Effects Of Air Pollution
  • Asthma is a chronic disease, common among children and adults. The shortness of breath, a prime symptom of this disease, can be triggered by pollutants present in the air, such as smog.
  • Lung infections can occur when polluted air is inhaled. This can also lead to shortness of breath.
  • Air pollution may influence the development of Chronic Obstructive Pulmonary Disease (COPD).
  • Air pollution can also lead to lung cancer.
  • Air pollution can result in blockage in the coronary artery or blood vessels that supply blood to the heart. This condition is diagnosed as Coronary Artery Disease.
  • High level of pollution in the air can also lead to heart failure. Irregular or abnormal rhythms of heartbeat are often cited as health problems related to air pollution.
  • The long-term health effects of air pollution are deadly. They can cause damage to the brain, nerves, liver, or kidneys.
  • Carbon monoxide emitted from vehicles or from the burning of fossil fuels, can cause headaches, reduce the mental alertness and impair the fetal development or cause death.
  • Sulfur dioxide released from coal-fired power plants, petroleum refineries, etc. can cause irritation in eyes, breathlessness, chest tightness and lung damage.
  • Exposure to ozone (from vehicle exhaust and certain fumes), may cause eye and throat irritation, cough and respiratory problems. It also reduces a human being’s resistance to colds and pneumonia.
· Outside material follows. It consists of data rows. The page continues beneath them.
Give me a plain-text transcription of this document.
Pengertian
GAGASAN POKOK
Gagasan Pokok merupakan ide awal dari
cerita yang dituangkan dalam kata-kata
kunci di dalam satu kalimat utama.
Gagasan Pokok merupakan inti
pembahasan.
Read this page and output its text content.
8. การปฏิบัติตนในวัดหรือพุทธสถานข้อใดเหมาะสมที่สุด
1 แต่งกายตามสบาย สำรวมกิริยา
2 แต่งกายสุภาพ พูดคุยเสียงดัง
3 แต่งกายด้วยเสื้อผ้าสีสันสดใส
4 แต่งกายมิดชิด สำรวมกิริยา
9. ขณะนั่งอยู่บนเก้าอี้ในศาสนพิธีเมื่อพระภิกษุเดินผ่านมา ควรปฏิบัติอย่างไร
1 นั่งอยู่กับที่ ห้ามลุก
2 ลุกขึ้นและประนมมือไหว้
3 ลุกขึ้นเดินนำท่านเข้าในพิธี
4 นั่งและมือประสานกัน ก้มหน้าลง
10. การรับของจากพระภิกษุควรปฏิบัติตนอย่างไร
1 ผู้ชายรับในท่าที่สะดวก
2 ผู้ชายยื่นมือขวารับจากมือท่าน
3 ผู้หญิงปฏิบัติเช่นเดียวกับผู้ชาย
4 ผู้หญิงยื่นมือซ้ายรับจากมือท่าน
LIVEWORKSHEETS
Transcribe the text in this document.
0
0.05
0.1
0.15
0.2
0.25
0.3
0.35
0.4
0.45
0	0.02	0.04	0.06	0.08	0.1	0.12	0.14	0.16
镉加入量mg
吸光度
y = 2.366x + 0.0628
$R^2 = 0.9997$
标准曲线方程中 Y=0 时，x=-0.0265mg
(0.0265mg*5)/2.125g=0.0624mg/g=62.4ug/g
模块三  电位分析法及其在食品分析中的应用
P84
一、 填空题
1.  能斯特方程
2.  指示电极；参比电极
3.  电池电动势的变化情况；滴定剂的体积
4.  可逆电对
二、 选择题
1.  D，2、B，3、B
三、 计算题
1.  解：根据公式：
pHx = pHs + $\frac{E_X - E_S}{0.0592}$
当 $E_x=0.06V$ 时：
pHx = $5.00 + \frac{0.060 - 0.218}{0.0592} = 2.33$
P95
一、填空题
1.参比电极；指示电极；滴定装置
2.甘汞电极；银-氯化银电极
  • Lead is a metallic element, which comes primarily from metal refineries, lead smelters, battery manufacturers and iron and steel industries. Constant exposure to this element can lead to anemia, high blood pressure, brain and kidney damage, cancer and neurological disorders.
  • Particulate matter refers to the tiny particles of soot, dust or other substance such as tiny droplets of liquids. They are emitted by diesel engines, power plants, wood stoves and also found in windblown dust. They are also responsible for several air-borne diseases such as asthma, bronchitis, cancer, heavy metal poisoning, cardiovascular effects and asthma.
  • Radon, a radioactive gas arises from rocks and soil under the house and can accumulate inside the house. Its level is ruled by the outside air and to some extent the gases releases indoors. Being exposed to this gas can increase the risk of lung cancer.
Air pollution is a complex issue with many causes and effects and limited solutions. The reduction of this pollution needs a combined effort from people everywhere. People need to be educated about the life-threatening effects, air pollution entails. So, go through this article one more time and learn about the causes and effects of pollution.